Il territorio provinciale è quasi interamente compreso nel comprensorio del Carso
È una stretta (5–10 km) striscia di terra lunga circa 30 km, che si estende tra il mare e l'altopiano del Carso (a circa 400 metri sul livello del mare) da nord-ovest (Provincia di Gorizia, Monfalcone, Golfo di Panzano) a sud-est (Trieste), confinando a est con la Slovenia (Litorale/Primorska) e a sudovest con il Golfo di Trieste (nel Mare Adriatico). La sua peculiarità, viste le dimensioni, è l'assoluta centralità logistica della città rispetto agli altri Comuni, nei fatti una sorta di quartieri in parte conglobati nel tessuto urbano.
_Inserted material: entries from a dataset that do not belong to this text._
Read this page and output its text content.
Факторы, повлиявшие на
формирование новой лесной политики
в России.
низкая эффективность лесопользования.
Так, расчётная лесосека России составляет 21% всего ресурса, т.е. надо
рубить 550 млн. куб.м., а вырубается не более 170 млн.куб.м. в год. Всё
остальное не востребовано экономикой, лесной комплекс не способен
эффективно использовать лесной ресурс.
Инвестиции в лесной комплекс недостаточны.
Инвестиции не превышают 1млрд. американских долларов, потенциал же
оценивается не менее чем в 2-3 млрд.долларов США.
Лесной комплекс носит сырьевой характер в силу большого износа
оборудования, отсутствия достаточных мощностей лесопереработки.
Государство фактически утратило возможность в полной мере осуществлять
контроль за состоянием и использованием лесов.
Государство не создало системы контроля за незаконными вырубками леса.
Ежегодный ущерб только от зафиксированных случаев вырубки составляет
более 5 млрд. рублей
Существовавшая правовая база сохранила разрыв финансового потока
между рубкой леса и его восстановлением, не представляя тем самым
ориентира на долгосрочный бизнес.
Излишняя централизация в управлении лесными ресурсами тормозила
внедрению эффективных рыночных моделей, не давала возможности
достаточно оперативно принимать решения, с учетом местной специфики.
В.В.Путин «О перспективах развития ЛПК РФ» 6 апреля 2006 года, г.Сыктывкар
Tra Trieste e Muggia si trova la Baia di Muggia.
Vari sono gli esempi di carsismo: doline, grotte (la più nota delle quali è la Grotta Gigante, accessibile al pubblico) e campi solcati.
Vi è la quasi assenza di acqua di superficie se si esclude il fiume Timavo, qualche altro corso d'acqua minore nella parte meridionale della provincia e qualche modesto stagno.
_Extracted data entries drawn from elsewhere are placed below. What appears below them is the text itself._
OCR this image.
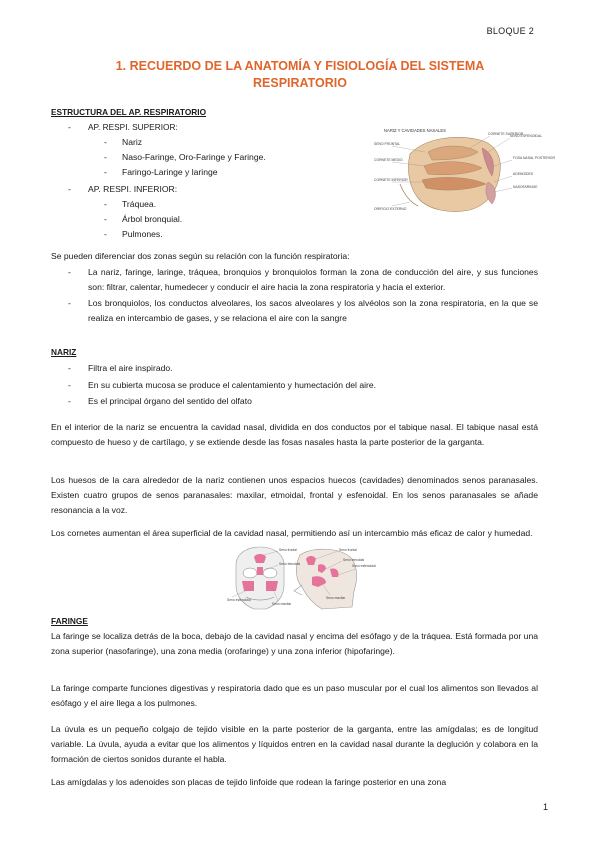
BLOQUE 2
1. RECUERDO DE LA ANATOMÍA Y FISIOLOGÍA DEL SISTEMA
RESPIRATORIO
ESTRUCTURA DEL AP. RESPIRATORIO
- AP. RESPI. SUPERIOR:
- Nariz
- Naso-Faringe, Oro-Faringe y Faringe.
- Faringo-Laringe y laringe
- AP. RESPI. INFERIOR:
- Tráquea.
- Árbol bronquial.
- Pulmones.
NARIZ Y CAVIDADES NASALES
CORNETE SUPERIOR
SENO ESFENOIDAL
SENO FRONTAL
CORNETE MEDIO	FOSA NASAL POSTERIOR
CORNETE INFERIOR
ADENOIDES
NASOFARINGE
ORIFICIO EXTERNO
Se pueden diferenciar dos zonas según su relación con la función respiratoria:
- La nariz, faringe, laringe, tráquea, bronquios y bronquiolos forman la zona de conducción del aire, y sus funciones son: filtrar, calentar, humedecer y conducir el aire hacia la zona respiratoria y hacia el exterior.
- Los bronquiolos, los conductos alveolares, los sacos alveolares y los alvéolos son la zona respiratoria, en la que se realiza en intercambio de gases, y se relaciona el aire con la sangre
NARIZ
- Filtra el aire inspirado.
- En su cubierta mucosa se produce el calentamiento y humectación del aire.
- Es el principal órgano del sentido del olfato
En el interior de la nariz se encuentra la cavidad nasal, dividida en dos conductos por el tabique nasal. El tabique nasal está compuesto de hueso y de cartílago, y se extiende desde las fosas nasales hasta la parte posterior de la garganta.
Los huesos de la cara alrededor de la nariz contienen unos espacios huecos (cavidades) denominados senos paranasales. Existen cuatro grupos de senos paranasales: maxilar, etmoidal, frontal y esfenoidal. En los senos paranasales se añade resonancia a la voz.
Los cornetes aumentan el área superficial de la cavidad nasal, permitiendo así un intercambio más eficaz de calor y humedad.
Seno frontal
Seno etmoidal
Seno esfenoidal
Seno maxilar
Seno frontal
Seno etmoidal
Seno esfenoidal
Seno maxilar
FARINGE
La faringe se localiza detrás de la boca, debajo de la cavidad nasal y encima del esófago y de la tráquea. Está formada por una zona superior (nasofaringe), una zona media (orofaringe) y una zona inferior (hipofaringe).
La faringe comparte funciones digestivas y respiratoria dado que es un paso muscular por el cual los alimentos son llevados al esófago y el aire llega a los pulmones.
La úvula es un pequeño colgajo de tejido visible en la parte posterior de la garganta, entre las amígdalas; es de longitud variable. La úvula, ayuda a evitar que los alimentos y líquidos entren en la cavidad nasal durante la deglución y colabora en la formación de ciertos sonidos durante el habla.
Las amígdalas y los adenoides son placas de tejido linfoide que rodean la faringe posterior en una zona
1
Riguardo alla tutela ambientale troviamo la Riserva naturale marina di Miramare (presso il Castello di Miramare), e, sempre sulla costa la riserva naturale delle Falesie di Duino, mentre nell'entroterra sono situate le riserve naturali del Monte Lanaro, del Monte Orsario e della Val Rosandra.
Comuni[modifica]
| Per approfondire, vedi Armoriale dei comuni della provincia di Trieste. |
La provincia comprende 6 comuni:
| Comune | Abitanti | Superficie | Stemma |
|---|---|---|---|
| Duino-Aurisina | 8.698 | 45,17 km² | |
| Monrupino | 869 | 12 km² | |
| Muggia | 13.409 | 13,66 km² | |
| San Dorligo della Valle | 5.999 | 24,51 km² | |
| Sgonico | 2.122 | 31,31 km² | |
| Trieste | 208.599 | 84,48 km² | |
| Provincia di Trieste | 236.650 | 212 km² |
Storia[modifica]
Il territorio, già parte del Litorale austriaco, venne annesso all'Italia con il trattato di Rapallo del novembre 1920. La Provincia di Trieste venne istituita con regio decreto n. 1353 del 17 ottobre 1922, che creò la prefettura di Trieste ponendo fine al peculiare assetto amministrativo giuliano che tramite il Commissariato Generale Civile della Venezia Giulia aveva di fatto prolungato l'assetto amministrativo asburgico del Litorale.
La provincia comprendeva nel 1922 la bassa e media valle dell'Isonzo con i suoi affluenti fino a Gradisca e l'entroterra carsico triestino. Durante l'occupazione della Jugoslavia dal 1941 al 1943 confinava anche con la neocostituita provincia di Lubiana.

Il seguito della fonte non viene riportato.